EVERYTHING is faith-based. and i definitely agree that religion makes sense.
(and i hope i don't hog your whole comment section by the time i finish this post, but i fear there's more to come...)
BRAVO, anarchist mom!!!
i grew up mormon and like you, as a teenager, was a wayward believer. i later went back to full believership, right around entering college, out of fear. during college, i converted to the church of cultural anthropology.
like you, i also have known no greater peace. even in the wake of a dead baby, it brings me more peace than anything else could have. life is beautiful, period.
Oh, that has been the biggest shake up for me. Because my faith is statistics. I just count on the odds.
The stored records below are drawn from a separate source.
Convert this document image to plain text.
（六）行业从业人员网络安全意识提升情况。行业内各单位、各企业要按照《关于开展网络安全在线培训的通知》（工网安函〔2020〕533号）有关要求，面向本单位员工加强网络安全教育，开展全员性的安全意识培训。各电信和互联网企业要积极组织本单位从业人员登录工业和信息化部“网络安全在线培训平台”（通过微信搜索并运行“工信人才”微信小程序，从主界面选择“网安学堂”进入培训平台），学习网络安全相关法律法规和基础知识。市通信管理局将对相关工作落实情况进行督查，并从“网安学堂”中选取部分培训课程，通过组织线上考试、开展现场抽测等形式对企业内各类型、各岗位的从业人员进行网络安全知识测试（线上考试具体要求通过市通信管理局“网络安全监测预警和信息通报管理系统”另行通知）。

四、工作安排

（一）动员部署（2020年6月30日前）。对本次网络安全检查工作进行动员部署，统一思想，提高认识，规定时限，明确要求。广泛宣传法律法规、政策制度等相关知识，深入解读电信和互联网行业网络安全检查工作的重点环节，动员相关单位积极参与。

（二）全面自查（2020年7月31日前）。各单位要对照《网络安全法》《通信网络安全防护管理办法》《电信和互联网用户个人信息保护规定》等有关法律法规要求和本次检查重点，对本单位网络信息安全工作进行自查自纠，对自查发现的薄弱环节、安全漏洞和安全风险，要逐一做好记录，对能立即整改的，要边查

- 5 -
I did it all through my pregnancy. "Chances are, things are all right." Or with my mom (who terrified of random child molesters getting her grandkids) I ask her what she thinks the probability of that is? VERY REMOTE. Most sexual assault has nothing to do with strangers. IT's family members.
So anyway, as someone in the social science, where our alpha level is .05, I'm just like, "shit". Because the chances of what happened to me (a full term still birth) is like 1/300. But when it's you, its' 100%. So I've lost all faith in 'chances'. And that was really the only faith I had. So in that sense, I'm losing faith now just like religious people might be losing faith when dealt the blow we've been dealt. Blah. Which is why I'm moving very slightly back towards and agnosticism, but that's another post.
Hi, anarchist mom,
I followed you here from MotherTalkers, where I lurk. I hope you don't mind me commenting, but I wanted to let you know how sorry I am to read of Myles's death and your family's loss. It's completely unfair and I wish there was something I could do or say that would help ease your pain.
There's an atheist and agnostic parenting board over on babycenter.com. It's a good group of people, and several of them have also experienced the loss of a child. It says on your blog page that you felt somewhat alone as an atheist grieving for a child, so I wanted to let you know that there's a community out there, if you want it. Here's the link.
Again, my deepest condolences on the loss of your son.